Government back doors, would you rather?


Ignoring, for the sake of specificity in discussion, the alternatives such as “no back doors ever”, using whatever reasoning you want for how the false dichotomy may hypothetically arise (mine being a what-if scenario: what if a domestic US warrant were acquired to bug a physical residence of an entity with video surveillance and the equivalent were needed for electronic residence), would you rather:

Have a government backdoor to encryption?

OR

Have a government backdoor to screen capture?

I know the question is heavily loaded, but I’m curious as to where warrant-based screen capturing would be placed relative to warrant-based encryption back doors.

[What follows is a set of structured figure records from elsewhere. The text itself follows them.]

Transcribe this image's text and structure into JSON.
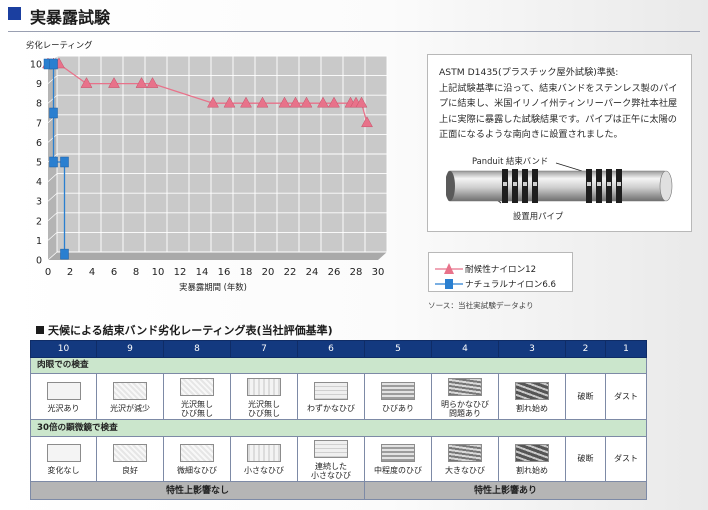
{
  "page": {
    "title": "実暴露試験"
  },
  "chart_data": {
    "type": "line",
    "ylabel": "劣化レーティング",
    "xlabel": "実暴露期間 (年数)",
    "xlim": [
      0,
      30
    ],
    "ylim": [
      0,
      10
    ],
    "xticks": [
      "0",
      "2",
      "4",
      "6",
      "8",
      "10",
      "12",
      "14",
      "16",
      "18",
      "20",
      "22",
      "24",
      "26",
      "28",
      "30"
    ],
    "yticks": [
      "0",
      "1",
      "2",
      "3",
      "4",
      "5",
      "6",
      "7",
      "8",
      "9",
      "10"
    ],
    "grid": true,
    "legend_position": "bottom-right",
    "series": [
      {
        "name": "耐候性ナイロン12",
        "color": "#e8728a",
        "marker": "triangle",
        "x": [
          0,
          0.5,
          1,
          3.5,
          6,
          8.5,
          9.5,
          15,
          16.5,
          18,
          19.5,
          21.5,
          22.5,
          23.5,
          25,
          26,
          27.5,
          28,
          28.5,
          29
        ],
        "y": [
          10,
          10,
          10,
          9,
          9,
          9,
          9,
          8,
          8,
          8,
          8,
          8,
          8,
          8,
          8,
          8,
          8,
          8,
          8,
          7
        ]
      },
      {
        "name": "ナチュラルナイロン6.6",
        "color": "#2a7fd0",
        "marker": "square",
        "x": [
          0,
          0.5,
          0.5,
          0.5,
          1.5,
          1.5
        ],
        "y": [
          10,
          10,
          7.5,
          5,
          5,
          0.3
        ]
      }
    ]
  },
  "description": {
    "lines": [
      "ASTM D1435(プラスチック屋外試験)準拠:",
      "上記試験基準に沿って、結束バンドをステンレス製のパイ",
      "プに結束し、米国イリノイ州ティンリーパーク弊社本社屋",
      "上に実際に暴露した試験結果です。パイプは正午に太陽の",
      "正面になるような南向きに設置されました。"
    ],
    "label_band": "Panduit 結束バンド",
    "label_pipe": "設置用パイプ"
  },
  "legend": {
    "item1": "耐候性ナイロン12",
    "item2": "ナチュラルナイロン6.6"
  },
  "source": "ソース：当社実試験データより",
  "table": {
    "heading": "天候による結束バンド劣化レーティング表(当社評価基準)",
    "ratings": [
      "10",
      "9",
      "8",
      "7",
      "6",
      "5",
      "4",
      "3",
      "2",
      "1"
    ],
    "section1": "肉眼での検査",
    "row1": [
      "光沢あり",
      "光沢が減少",
      "光沢無し\nひび無し",
      "光沢無し\nひび無し",
      "わずかなひび",
      "ひびあり",
      "明らかなひび\n問題あり",
      "割れ始め",
      "破断",
      "ダスト"
    ],
    "section2": "30倍の顕微鏡で検査",
    "row2": [
      "変化なし",
      "良好",
      "微細なひび",
      "小さなひび",
      "連続した\n小さなひび",
      "中程度のひび",
      "大きなひび",
      "割れ始め",
      "破断",
      "ダスト"
    ],
    "footer_left": "特性上影響なし",
    "footer_right": "特性上影響あり"
  }
}
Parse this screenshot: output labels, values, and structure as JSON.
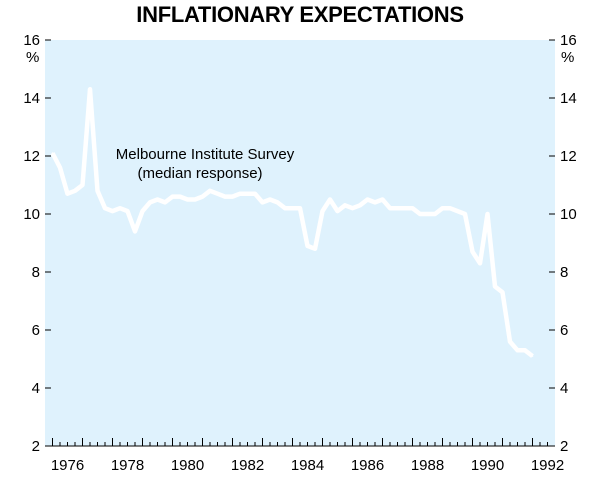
{
  "title": "INFLATIONARY EXPECTATIONS",
  "colors": {
    "plot_background": "#dff2fd",
    "line": "#ffffff",
    "axis": "#000000"
  },
  "chart_data": {
    "type": "line",
    "title": "INFLATIONARY EXPECTATIONS",
    "left_unit": "%",
    "right_unit": "%",
    "ylim": [
      2,
      16
    ],
    "y_ticks": [
      2,
      4,
      6,
      8,
      10,
      12,
      14,
      16
    ],
    "xlim": [
      1975.75,
      1992.75
    ],
    "x_tick_labels": [
      "1976",
      "1978",
      "1980",
      "1982",
      "1984",
      "1986",
      "1988",
      "1990",
      "1992"
    ],
    "annotation": [
      "Melbourne Institute Survey",
      "(median response)"
    ],
    "series": [
      {
        "name": "Melbourne Institute Survey (median response)",
        "points": [
          [
            1976.0,
            12.1
          ],
          [
            1976.25,
            11.6
          ],
          [
            1976.5,
            10.7
          ],
          [
            1976.75,
            10.8
          ],
          [
            1977.0,
            11.0
          ],
          [
            1977.25,
            14.3
          ],
          [
            1977.5,
            10.8
          ],
          [
            1977.75,
            10.2
          ],
          [
            1978.0,
            10.1
          ],
          [
            1978.25,
            10.2
          ],
          [
            1978.5,
            10.1
          ],
          [
            1978.75,
            9.4
          ],
          [
            1979.0,
            10.1
          ],
          [
            1979.25,
            10.4
          ],
          [
            1979.5,
            10.5
          ],
          [
            1979.75,
            10.4
          ],
          [
            1980.0,
            10.6
          ],
          [
            1980.25,
            10.6
          ],
          [
            1980.5,
            10.5
          ],
          [
            1980.75,
            10.5
          ],
          [
            1981.0,
            10.6
          ],
          [
            1981.25,
            10.8
          ],
          [
            1981.5,
            10.7
          ],
          [
            1981.75,
            10.6
          ],
          [
            1982.0,
            10.6
          ],
          [
            1982.25,
            10.7
          ],
          [
            1982.5,
            10.7
          ],
          [
            1982.75,
            10.7
          ],
          [
            1983.0,
            10.4
          ],
          [
            1983.25,
            10.5
          ],
          [
            1983.5,
            10.4
          ],
          [
            1983.75,
            10.2
          ],
          [
            1984.0,
            10.2
          ],
          [
            1984.25,
            10.2
          ],
          [
            1984.5,
            8.9
          ],
          [
            1984.75,
            8.8
          ],
          [
            1985.0,
            10.1
          ],
          [
            1985.25,
            10.5
          ],
          [
            1985.5,
            10.1
          ],
          [
            1985.75,
            10.3
          ],
          [
            1986.0,
            10.2
          ],
          [
            1986.25,
            10.3
          ],
          [
            1986.5,
            10.5
          ],
          [
            1986.75,
            10.4
          ],
          [
            1987.0,
            10.5
          ],
          [
            1987.25,
            10.2
          ],
          [
            1987.5,
            10.2
          ],
          [
            1987.75,
            10.2
          ],
          [
            1988.0,
            10.2
          ],
          [
            1988.25,
            10.0
          ],
          [
            1988.5,
            10.0
          ],
          [
            1988.75,
            10.0
          ],
          [
            1989.0,
            10.2
          ],
          [
            1989.25,
            10.2
          ],
          [
            1989.5,
            10.1
          ],
          [
            1989.75,
            10.0
          ],
          [
            1990.0,
            8.7
          ],
          [
            1990.25,
            8.3
          ],
          [
            1990.5,
            10.0
          ],
          [
            1990.75,
            7.5
          ],
          [
            1991.0,
            7.3
          ],
          [
            1991.25,
            5.6
          ],
          [
            1991.5,
            5.3
          ],
          [
            1991.75,
            5.3
          ],
          [
            1992.0,
            5.1
          ]
        ]
      }
    ]
  }
}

  👤 nness Accepted Answer ✓
"Have a government backdoor to screen capture?" would probably be the least disruptive for two assumptions:

1. They can only see what you're currently doing, not see everything you have ever done, which I assume because:

2. They can't record everyone forever as storage would be insane, and right now, a backdoor to encryption avoids that issue by just using the company's storage.

(Assuming a "NSA style wiretap" operation and not a court-ordered surveillance)


👤 austincheney
Since almost nobody bothers to encrypt their personal data at rest I don’t see the need for a backdoor. If, via a warrant, you have physical access to the hardware you have all you need, in most cases.